Plaża i rowerki wodne
Można też posiedzieć sobie na plaży nad wodą i skorzystać z rowerków wodnych. Podczas naszej wizyty było na to jeszcze za zimno, więc odpuściliśmy.
Pamiętajcie o jednej ważnej rzeczy. Trzeba pilnować zegarka, bo ostatnie wejście do Parku Nauki i Ewolucji Człowieka jest na godzinę przed zamknięciem. A ta godzina to i tak jest na styk, żeby to miejsce zwiedzić. Miejcie to na uwadze w szale zabawy. Załóżcie sobie najlepiej, że półtorej godziny przed zamknięciem opuszczacie JuraPark i udajecie się na drugą stronę parkingu. Chodźcie, opowiemy Wam jak tam jest!
Park Nauki i Ewolucji Człowieka
Po wejściu do środka wkraczacie w inny świat. To jest kosmos! Bardzo futurystycznie tutaj! Na pokładzie statku kosmicznego przeniesiecie się w czasie.

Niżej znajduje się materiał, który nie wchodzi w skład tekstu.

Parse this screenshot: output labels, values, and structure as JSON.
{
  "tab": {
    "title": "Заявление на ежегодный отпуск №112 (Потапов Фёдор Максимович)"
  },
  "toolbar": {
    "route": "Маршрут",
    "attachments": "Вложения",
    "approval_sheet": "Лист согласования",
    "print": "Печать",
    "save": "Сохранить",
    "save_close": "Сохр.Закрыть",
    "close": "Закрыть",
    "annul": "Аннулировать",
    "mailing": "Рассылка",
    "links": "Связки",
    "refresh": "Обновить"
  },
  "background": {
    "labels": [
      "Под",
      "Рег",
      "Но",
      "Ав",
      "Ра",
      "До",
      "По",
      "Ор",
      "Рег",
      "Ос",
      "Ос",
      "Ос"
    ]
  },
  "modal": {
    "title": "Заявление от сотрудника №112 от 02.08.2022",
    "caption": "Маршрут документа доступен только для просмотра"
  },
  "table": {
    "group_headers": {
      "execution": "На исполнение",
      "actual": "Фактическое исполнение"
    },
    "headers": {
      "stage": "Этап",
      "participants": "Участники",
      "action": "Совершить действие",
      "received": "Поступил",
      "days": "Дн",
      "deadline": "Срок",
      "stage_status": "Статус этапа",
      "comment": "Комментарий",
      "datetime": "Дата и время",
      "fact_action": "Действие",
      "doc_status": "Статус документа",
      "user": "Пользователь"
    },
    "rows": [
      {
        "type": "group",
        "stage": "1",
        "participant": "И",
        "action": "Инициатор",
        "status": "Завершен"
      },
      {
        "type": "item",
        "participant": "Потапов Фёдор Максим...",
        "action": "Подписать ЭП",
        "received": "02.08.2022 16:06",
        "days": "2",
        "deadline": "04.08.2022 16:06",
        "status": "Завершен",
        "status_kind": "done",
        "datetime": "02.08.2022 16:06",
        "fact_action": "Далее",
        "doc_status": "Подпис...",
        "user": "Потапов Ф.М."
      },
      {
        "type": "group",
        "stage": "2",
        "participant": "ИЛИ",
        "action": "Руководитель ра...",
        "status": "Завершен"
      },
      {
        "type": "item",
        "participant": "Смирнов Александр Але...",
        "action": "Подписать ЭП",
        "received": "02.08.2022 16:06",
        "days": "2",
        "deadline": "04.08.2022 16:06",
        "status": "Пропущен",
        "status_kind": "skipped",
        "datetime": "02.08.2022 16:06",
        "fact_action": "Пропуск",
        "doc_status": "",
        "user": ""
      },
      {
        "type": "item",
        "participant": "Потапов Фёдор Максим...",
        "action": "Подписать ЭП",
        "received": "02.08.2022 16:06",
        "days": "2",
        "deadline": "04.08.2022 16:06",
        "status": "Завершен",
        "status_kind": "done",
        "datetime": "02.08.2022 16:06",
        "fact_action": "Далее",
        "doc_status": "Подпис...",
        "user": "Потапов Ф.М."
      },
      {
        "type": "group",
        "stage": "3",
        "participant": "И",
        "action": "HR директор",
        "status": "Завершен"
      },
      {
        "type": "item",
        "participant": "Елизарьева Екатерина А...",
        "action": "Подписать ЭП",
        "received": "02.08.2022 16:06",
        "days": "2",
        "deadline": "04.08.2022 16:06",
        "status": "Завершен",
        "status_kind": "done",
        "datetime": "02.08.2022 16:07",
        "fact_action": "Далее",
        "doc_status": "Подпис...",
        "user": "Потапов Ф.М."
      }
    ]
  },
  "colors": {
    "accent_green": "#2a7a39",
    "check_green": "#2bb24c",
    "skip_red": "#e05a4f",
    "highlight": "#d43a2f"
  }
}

W kilku oknach wystawy zobaczycie jak powstał człowiek. To bardzo ciekawa droga z audioprzewodnkiem, który jest wyjątkowo dobrze zrobiony. Poruszanie się tutaj jest intuicyjne, wystarczy iść za niebieską linią. Potem będzie kilka ekspozycji, z których naszym zdaniem najciekawsza to „rozwój noża”. Od kamienia do tego, jak wygląda on dziś. To zupełnie inny świat niż druga strona parkingu, taki kontrast w pierwszym momencie nas zdezorientował, ale jednocześnie bardzo nam się podobał.
Parku Ewolucji NIE poleca się dzieciom poniżej 4 lat. My mieliśmy nieco obaw przed wejściem z wrażliwym sześciolatkiem, bo niektóre sceny (jak porwanie dziecka przez ptaka) mogą być przez dzieci odebrane różnie. Sami musicie zdecydować, czy Wasze dziecko jest na to gotowe.
Jak widzicie, raczej braknie Wam czasu na wszystko niż atrakcji do zobaczenia. My wyrobiliśmy się ledwo ledwo, a gdyby była opcja to na placach zabaw i plaży siedzielibyśmy dużo dłużej.
Czy polecamy JuraPark Krasiejów?
Polecamy bardzo, szczególnie dla rodzin. Oferta jest tak urozmaicona, że nie będzie nudy. A nogi z pewnością będą boleć solidnie. W razie co dla młodych są dinowózki do wypożyczenia obok kas.